I organized the toys into bins: Each child once had a large unorganized toy box full, now they have half the toys but separated and organized into smaller bins set into shelves, Barbie’s in one tote, farm animals in another, etc… everything ORGANIZED.
When I was finished, I was worried. I thought they were going to come home and cry and hate me from all of their missing things and remember it for the rest of their lives…
But the opposite happened! They play longer with their toys now than they did before; they didn’t even notice what was gone because they didn’t even know what they had. We are now working on picking up one activity before moving on to the next which doesn’t always happen, and toys get mixed up but it takes minimal time to reorganize, and they actually like to reorganize it themselves.

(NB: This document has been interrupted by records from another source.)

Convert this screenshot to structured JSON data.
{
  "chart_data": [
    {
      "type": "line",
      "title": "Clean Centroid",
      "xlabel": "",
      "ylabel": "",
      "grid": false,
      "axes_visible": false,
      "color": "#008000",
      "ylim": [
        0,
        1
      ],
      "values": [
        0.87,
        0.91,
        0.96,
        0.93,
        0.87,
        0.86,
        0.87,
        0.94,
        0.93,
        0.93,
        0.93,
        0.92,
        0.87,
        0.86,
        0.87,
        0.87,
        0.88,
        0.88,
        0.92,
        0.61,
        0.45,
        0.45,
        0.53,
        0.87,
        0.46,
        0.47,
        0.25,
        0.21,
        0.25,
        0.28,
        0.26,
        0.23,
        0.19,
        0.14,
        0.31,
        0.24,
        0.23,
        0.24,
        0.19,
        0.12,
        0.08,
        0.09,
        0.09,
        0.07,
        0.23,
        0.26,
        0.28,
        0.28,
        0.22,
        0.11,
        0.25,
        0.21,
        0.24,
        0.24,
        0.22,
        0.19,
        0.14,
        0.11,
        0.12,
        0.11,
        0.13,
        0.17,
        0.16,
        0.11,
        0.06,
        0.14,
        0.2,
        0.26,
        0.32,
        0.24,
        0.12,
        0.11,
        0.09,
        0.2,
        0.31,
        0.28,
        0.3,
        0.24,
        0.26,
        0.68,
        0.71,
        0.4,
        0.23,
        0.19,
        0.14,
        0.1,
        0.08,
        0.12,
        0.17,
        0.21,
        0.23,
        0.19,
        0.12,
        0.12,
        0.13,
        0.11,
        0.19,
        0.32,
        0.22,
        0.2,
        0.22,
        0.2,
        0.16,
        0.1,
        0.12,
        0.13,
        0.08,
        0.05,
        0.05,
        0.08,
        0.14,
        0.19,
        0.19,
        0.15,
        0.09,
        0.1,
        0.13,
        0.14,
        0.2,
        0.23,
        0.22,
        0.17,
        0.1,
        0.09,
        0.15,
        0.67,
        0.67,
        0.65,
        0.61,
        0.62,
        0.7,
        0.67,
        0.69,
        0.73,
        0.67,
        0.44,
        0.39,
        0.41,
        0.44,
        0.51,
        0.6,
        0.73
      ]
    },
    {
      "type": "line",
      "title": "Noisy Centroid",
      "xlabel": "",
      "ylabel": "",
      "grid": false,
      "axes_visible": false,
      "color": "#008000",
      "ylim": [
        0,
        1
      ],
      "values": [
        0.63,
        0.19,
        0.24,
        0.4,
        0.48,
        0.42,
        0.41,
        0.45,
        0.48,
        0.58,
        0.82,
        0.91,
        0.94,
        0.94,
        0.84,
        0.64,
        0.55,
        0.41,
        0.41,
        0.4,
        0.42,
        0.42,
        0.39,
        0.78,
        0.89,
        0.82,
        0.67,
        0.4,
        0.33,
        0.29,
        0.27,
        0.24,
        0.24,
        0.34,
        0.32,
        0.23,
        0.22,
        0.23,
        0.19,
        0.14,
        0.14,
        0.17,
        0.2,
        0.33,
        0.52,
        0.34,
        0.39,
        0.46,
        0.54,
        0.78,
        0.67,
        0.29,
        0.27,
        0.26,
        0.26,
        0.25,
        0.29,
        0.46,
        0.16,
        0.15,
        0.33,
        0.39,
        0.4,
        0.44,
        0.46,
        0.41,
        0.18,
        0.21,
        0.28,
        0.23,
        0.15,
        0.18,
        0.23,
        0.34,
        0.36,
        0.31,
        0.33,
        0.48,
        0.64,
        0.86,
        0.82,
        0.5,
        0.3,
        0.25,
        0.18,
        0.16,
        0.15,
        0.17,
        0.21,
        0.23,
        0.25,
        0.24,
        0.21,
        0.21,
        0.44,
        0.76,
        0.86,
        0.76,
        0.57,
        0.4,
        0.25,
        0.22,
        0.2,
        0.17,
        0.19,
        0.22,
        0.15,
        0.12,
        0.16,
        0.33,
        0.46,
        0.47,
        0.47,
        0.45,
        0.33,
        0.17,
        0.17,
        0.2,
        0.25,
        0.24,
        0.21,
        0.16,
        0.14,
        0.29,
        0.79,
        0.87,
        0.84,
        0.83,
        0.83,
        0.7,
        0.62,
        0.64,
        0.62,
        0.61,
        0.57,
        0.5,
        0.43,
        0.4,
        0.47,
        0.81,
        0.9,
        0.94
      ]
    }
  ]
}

The whole perspective is to own less, live more, and live the life you’ve always wanted.
These items are just things, if you have less the harder it is to create a mess. The more clutter you have, the more you subconsciously feel cluttered causing you stress, like me walking around every morning and putting things back in their “place.” Is it possible that we can be brainwashed in an hour of a television show? Is it a mental state that we go into some trance that unconsciously causes us to look the other way as things are piling up?
Do we become attached to things? I am not sure, but it has worked for me and I am going to continue! Happy Marie Kondo-ing!
“Keep only those things that speak to your heart. Then take the plunge and discard all the rest. By doing this, you can reset your life and embark on a new lifestyle” – Marie Kondo.